It would have been totally understandable had Treon Harris buckled under the pressure of Death Valley at night and had a disastrous four turnover game against LSU last week. It would have been easy to point to the fact that he was thrown into the fire in the middle of a horrible situation with Will Grier, had no real live game action since East Carolina in early December save for a couple of designed running plays, and was now going up against a great team on the road a snap of a finger after appearing like his days as Florida’s starter were over.
Instead, Harris played considerably better than I expected. He some nice throws here and there, didn’t turn the ball over once, and fled the pocket before it was too late a couple of times to pick up valuable chunks of yardage. He’s also a valuable player simply by being in the game, as opponents now have to defend the possibility of him taking off and burning them on the ground whether he actually does that or not; LSU got beat deep once by neglecting to account for Antonio Callaway, who Harris connected with.
But Harris also showed some reasons why Grier beat him out to begin with.
There were inaccurate throws in big moments. On a third and four, trailing 28-21 late in the third quarter, Harris overthrew Brandon Powell on what could have been a first down. Powell had gotten himself wide open on a comeback route with no defender within four or five yards of him, and Harris just missed him. And then late in the game on a third and ten down 35-28, Harris had Callaway open on a crossing pattern, and threw it into the turf behind him. I’m assuming it was just nerves that caused both misses (he doesn’t have the world’s most accurate arm… but it’s not that bad), but that’s just something that he can’t do regardless.
There were times when he felt pressure and then subsequently tried to run away, which resulted in him getting sacked. He has to learn to just step up into the pocket instead of taking off, because what he’s doing, more likely than not, is running himself right into a defensive lineman. The rushers are trying to get inside the pocket, between the hashmarks, because that’s where the QB generally stands as he’s going through his progressions. The offensive linemen know this, so that’s how they block, and that’s the area they try to keep the defenders from getting into. Thus, the offensive linemen are willing to give up more room on the outside of the hashmarks so long as the defender doesn’t get inside him, into the pocket and a free shot at the QB. But when the QB flees the pocket, he’s running right to the spot the offensive linemen have given up and invited the defenders to run to, since that area isn’t where they’re assuming the quarterback would be. And so taking off in such situations is running himself straight into a sack.
And then there were the times when Harris failed to go through his progressions. Lots of them, I might add. Generally speaking, on a passing play, Harris looks for his first option, and if his line is blocking really well, he may glance at his second option. But then that’s it, the play is busted in his mind and now it’s time to improvise. That could mean running around in the backfield for ten seconds like it’s a game of tag and everybody but him is it, and forcing his receivers to break their routes and come back to try to help him, that could mean simply taking off and trying to get the yards with his feet (see previous paragraph) and that could mean dumping it off to his checkdown (not always a bad idea, but it could be if you lead him right into an oncoming defender).
Here’s the deal.
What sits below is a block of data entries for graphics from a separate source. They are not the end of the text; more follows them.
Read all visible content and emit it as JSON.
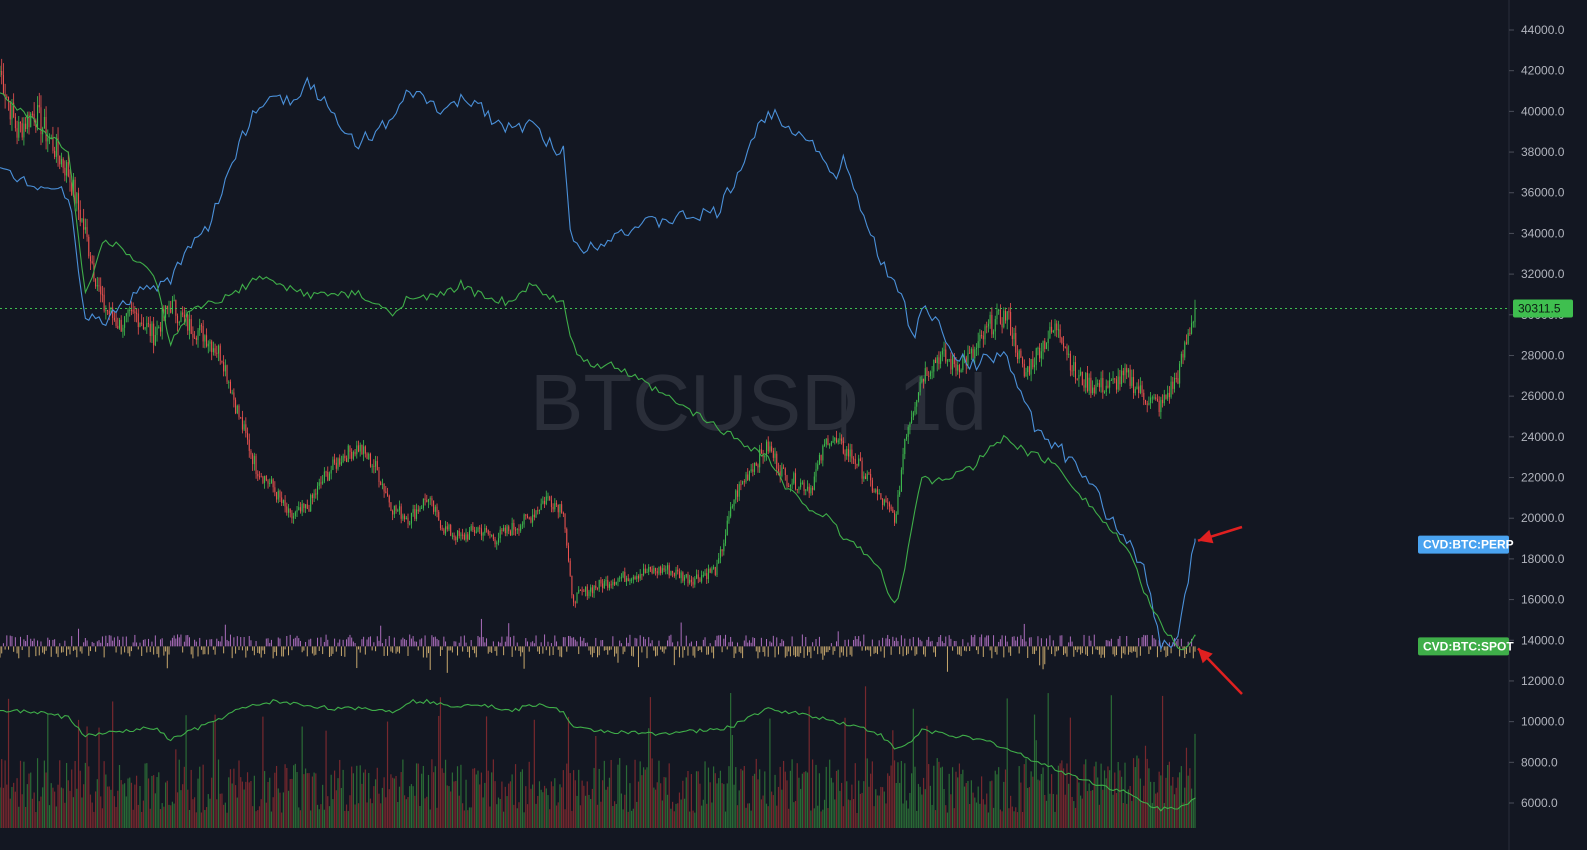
{
  "chart_data": {
    "type": "candlestick",
    "symbol_watermark": "BTCUSD",
    "interval_watermark": "1d",
    "separator": "|",
    "ylim": [
      5000,
      45000
    ],
    "y_ticks": [
      6000,
      8000,
      10000,
      12000,
      14000,
      16000,
      18000,
      20000,
      22000,
      24000,
      26000,
      28000,
      30000,
      32000,
      34000,
      36000,
      38000,
      40000,
      42000,
      44000
    ],
    "last_price": 30311.5,
    "last_price_label": "30311.5",
    "colors": {
      "up": "#26a69a",
      "up_bright": "#3fbf4f",
      "down": "#ef5350",
      "cvd_perp": "#4a90d9",
      "cvd_spot": "#3fae49",
      "delta_up": "#c77dd7",
      "delta_down": "#e8c27a",
      "annotation_arrow": "#e02020"
    },
    "price_anchors": [
      [
        0,
        42000
      ],
      [
        10,
        39000
      ],
      [
        20,
        40000
      ],
      [
        30,
        38500
      ],
      [
        40,
        37000
      ],
      [
        50,
        34000
      ],
      [
        60,
        30500
      ],
      [
        70,
        29500
      ],
      [
        80,
        30000
      ],
      [
        90,
        29000
      ],
      [
        100,
        30500
      ],
      [
        110,
        29500
      ],
      [
        120,
        29000
      ],
      [
        130,
        28000
      ],
      [
        140,
        25000
      ],
      [
        150,
        22500
      ],
      [
        160,
        21500
      ],
      [
        170,
        20000
      ],
      [
        180,
        20500
      ],
      [
        190,
        22000
      ],
      [
        200,
        23000
      ],
      [
        210,
        23500
      ],
      [
        220,
        22500
      ],
      [
        230,
        20500
      ],
      [
        240,
        20000
      ],
      [
        250,
        21000
      ],
      [
        260,
        19500
      ],
      [
        270,
        19000
      ],
      [
        280,
        19500
      ],
      [
        290,
        19000
      ],
      [
        300,
        19500
      ],
      [
        310,
        20000
      ],
      [
        320,
        21000
      ],
      [
        330,
        20500
      ],
      [
        335,
        16000
      ],
      [
        345,
        16500
      ],
      [
        360,
        17000
      ],
      [
        375,
        17300
      ],
      [
        390,
        17500
      ],
      [
        405,
        17000
      ],
      [
        420,
        17500
      ],
      [
        430,
        21000
      ],
      [
        440,
        22500
      ],
      [
        450,
        23500
      ],
      [
        460,
        22000
      ],
      [
        475,
        21500
      ],
      [
        485,
        24000
      ],
      [
        500,
        23000
      ],
      [
        515,
        21000
      ],
      [
        525,
        20000
      ],
      [
        530,
        24000
      ],
      [
        540,
        27000
      ],
      [
        550,
        28000
      ],
      [
        560,
        27500
      ],
      [
        570,
        28000
      ],
      [
        580,
        29500
      ],
      [
        590,
        30000
      ],
      [
        600,
        27000
      ],
      [
        610,
        28500
      ],
      [
        620,
        29500
      ],
      [
        630,
        27000
      ],
      [
        640,
        26500
      ],
      [
        650,
        26500
      ],
      [
        660,
        27000
      ],
      [
        670,
        26000
      ],
      [
        680,
        25500
      ],
      [
        690,
        27000
      ],
      [
        700,
        30311.5
      ]
    ],
    "cvd_perp_anchors": [
      [
        0,
        37000
      ],
      [
        20,
        36500
      ],
      [
        40,
        36000
      ],
      [
        50,
        30000
      ],
      [
        60,
        29500
      ],
      [
        70,
        30500
      ],
      [
        80,
        31000
      ],
      [
        90,
        31500
      ],
      [
        100,
        31500
      ],
      [
        110,
        33500
      ],
      [
        120,
        34000
      ],
      [
        130,
        36000
      ],
      [
        140,
        38500
      ],
      [
        150,
        40000
      ],
      [
        160,
        41000
      ],
      [
        170,
        40500
      ],
      [
        180,
        41500
      ],
      [
        190,
        40500
      ],
      [
        200,
        39000
      ],
      [
        210,
        38500
      ],
      [
        220,
        39000
      ],
      [
        230,
        39500
      ],
      [
        240,
        41000
      ],
      [
        250,
        40500
      ],
      [
        260,
        40000
      ],
      [
        270,
        40500
      ],
      [
        280,
        40500
      ],
      [
        290,
        39500
      ],
      [
        300,
        39000
      ],
      [
        310,
        39500
      ],
      [
        320,
        38500
      ],
      [
        330,
        38000
      ],
      [
        335,
        33500
      ],
      [
        345,
        33300
      ],
      [
        360,
        34000
      ],
      [
        380,
        34500
      ],
      [
        400,
        34800
      ],
      [
        420,
        35000
      ],
      [
        430,
        36500
      ],
      [
        440,
        38500
      ],
      [
        450,
        40000
      ],
      [
        460,
        39500
      ],
      [
        475,
        38500
      ],
      [
        485,
        37500
      ],
      [
        490,
        36500
      ],
      [
        495,
        37800
      ],
      [
        500,
        36000
      ],
      [
        510,
        34000
      ],
      [
        520,
        32000
      ],
      [
        530,
        30500
      ],
      [
        535,
        28500
      ],
      [
        540,
        30500
      ],
      [
        550,
        29500
      ],
      [
        560,
        28000
      ],
      [
        570,
        27500
      ],
      [
        580,
        28000
      ],
      [
        590,
        28000
      ],
      [
        600,
        25500
      ],
      [
        610,
        24000
      ],
      [
        620,
        23500
      ],
      [
        630,
        22500
      ],
      [
        640,
        21500
      ],
      [
        650,
        20000
      ],
      [
        660,
        19000
      ],
      [
        670,
        17500
      ],
      [
        680,
        13700
      ],
      [
        690,
        14000
      ],
      [
        700,
        19000
      ]
    ],
    "cvd_spot_anchors": [
      [
        0,
        41000
      ],
      [
        20,
        39500
      ],
      [
        40,
        38000
      ],
      [
        50,
        31000
      ],
      [
        60,
        33500
      ],
      [
        70,
        33500
      ],
      [
        80,
        32500
      ],
      [
        90,
        32000
      ],
      [
        100,
        28500
      ],
      [
        110,
        30000
      ],
      [
        120,
        30500
      ],
      [
        130,
        30700
      ],
      [
        140,
        31200
      ],
      [
        150,
        31800
      ],
      [
        160,
        31600
      ],
      [
        170,
        31300
      ],
      [
        180,
        31000
      ],
      [
        190,
        31000
      ],
      [
        200,
        31000
      ],
      [
        210,
        31000
      ],
      [
        220,
        30500
      ],
      [
        230,
        30000
      ],
      [
        240,
        31000
      ],
      [
        250,
        30800
      ],
      [
        260,
        31000
      ],
      [
        270,
        31500
      ],
      [
        280,
        31000
      ],
      [
        290,
        30800
      ],
      [
        300,
        30500
      ],
      [
        310,
        31500
      ],
      [
        320,
        31000
      ],
      [
        330,
        30500
      ],
      [
        335,
        28500
      ],
      [
        345,
        27500
      ],
      [
        360,
        27500
      ],
      [
        380,
        26500
      ],
      [
        400,
        25500
      ],
      [
        420,
        24500
      ],
      [
        440,
        23500
      ],
      [
        450,
        23000
      ],
      [
        460,
        21500
      ],
      [
        475,
        20500
      ],
      [
        485,
        20000
      ],
      [
        495,
        19000
      ],
      [
        505,
        18500
      ],
      [
        515,
        17500
      ],
      [
        520,
        16500
      ],
      [
        525,
        15800
      ],
      [
        530,
        17500
      ],
      [
        535,
        20000
      ],
      [
        540,
        22000
      ],
      [
        550,
        21800
      ],
      [
        560,
        22200
      ],
      [
        570,
        22500
      ],
      [
        580,
        23500
      ],
      [
        590,
        24000
      ],
      [
        600,
        23300
      ],
      [
        610,
        23000
      ],
      [
        620,
        22500
      ],
      [
        630,
        21500
      ],
      [
        640,
        20500
      ],
      [
        650,
        19500
      ],
      [
        660,
        18500
      ],
      [
        670,
        16500
      ],
      [
        680,
        14700
      ],
      [
        690,
        13800
      ],
      [
        695,
        13500
      ],
      [
        700,
        14200
      ]
    ],
    "oi_anchors": [
      [
        0,
        10500
      ],
      [
        20,
        10500
      ],
      [
        40,
        10200
      ],
      [
        50,
        9300
      ],
      [
        60,
        9400
      ],
      [
        70,
        9500
      ],
      [
        80,
        9600
      ],
      [
        90,
        9700
      ],
      [
        100,
        9100
      ],
      [
        110,
        9500
      ],
      [
        120,
        9800
      ],
      [
        130,
        10200
      ],
      [
        140,
        10600
      ],
      [
        150,
        10800
      ],
      [
        160,
        11000
      ],
      [
        170,
        10900
      ],
      [
        180,
        10800
      ],
      [
        190,
        10700
      ],
      [
        200,
        10600
      ],
      [
        210,
        10700
      ],
      [
        220,
        10600
      ],
      [
        230,
        10500
      ],
      [
        240,
        11000
      ],
      [
        250,
        11000
      ],
      [
        260,
        10800
      ],
      [
        270,
        10800
      ],
      [
        280,
        10900
      ],
      [
        290,
        10700
      ],
      [
        300,
        10500
      ],
      [
        310,
        10800
      ],
      [
        320,
        10800
      ],
      [
        330,
        10500
      ],
      [
        335,
        9700
      ],
      [
        345,
        9600
      ],
      [
        360,
        9500
      ],
      [
        380,
        9400
      ],
      [
        400,
        9500
      ],
      [
        420,
        9600
      ],
      [
        430,
        9800
      ],
      [
        440,
        10300
      ],
      [
        450,
        10600
      ],
      [
        460,
        10500
      ],
      [
        475,
        10300
      ],
      [
        485,
        10100
      ],
      [
        495,
        9900
      ],
      [
        505,
        9700
      ],
      [
        515,
        9400
      ],
      [
        525,
        8600
      ],
      [
        535,
        9100
      ],
      [
        540,
        9600
      ],
      [
        560,
        9300
      ],
      [
        580,
        9000
      ],
      [
        600,
        8300
      ],
      [
        620,
        7600
      ],
      [
        640,
        7000
      ],
      [
        660,
        6500
      ],
      [
        670,
        6000
      ],
      [
        680,
        5700
      ],
      [
        690,
        5800
      ],
      [
        700,
        6200
      ]
    ],
    "n_bars": 701,
    "cvd_perp_label": "CVD:BTC:PERP",
    "cvd_perp_value": 18700,
    "cvd_spot_label": "CVD:BTC:SPOT",
    "cvd_spot_value": 13700,
    "delta_baseline": 13700,
    "annotations": [
      {
        "type": "arrow",
        "points_to": "cvd_perp_end",
        "value": 18700
      },
      {
        "type": "arrow",
        "points_to": "cvd_spot_end",
        "value": 13700
      }
    ],
    "grid": false
  }
}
Florida has a bye week before its annual showdown with Georgia in Jacksonville. So while it’s admittedly not this binary a situation, Treon has two weeks to learn from these mistakes. These next two weeks before the Georgia game will show us what Treon Harris is really made of.
I’m not putting too much stock into Harris one way or another based on one performance against a really good team, but these are some things he’s just got to improve on if Florida wants to win any of the really big trophies. And I’ll make it seem even peachier for anybody who’s getting nervous reading this: sure, Treon Harris has a ways to go in terms of developing as a QB, but you can beat Georgia with Treon Harris as your QB as long as he doesn’t turn the ball over- and he wasn’t responsible for a single turnover against LSU. Turning the ball over is typically the biggest problem young QB’s have to deal with, and since Treon doesn’t have that problem, that’s all the more reason to feel confident that he can continue to grow and develop.
And then assuming Florida beats Georgia as they should, the games get easier for Harris to continue to grow and develop before the season’s challenging conclusion. A hapless Vanderbilt team comes to the Swamp, followed by a road trip to South Carolina and a home game against paltry Florida Atlantic precede the Gators’ annual showdown with FSU, played in the Swamp this year. Then… well, we all know what comes next if Florida is able to beat Georgia. The big stuff. SEC Championship Game. A College Football Playoff semifinal, and at worst a New Year’s Six Bowl. But we’ll worry about that later. The point is, right now, Treon has one game to focus on: Georgia.
Let’s see if he’s able to learn from those mistakes against LSU. Let’s see if he’s able to be a better quarterback because of them. Let’s see if he can go 2-0 against Georgia as Florida’s starting quarterback.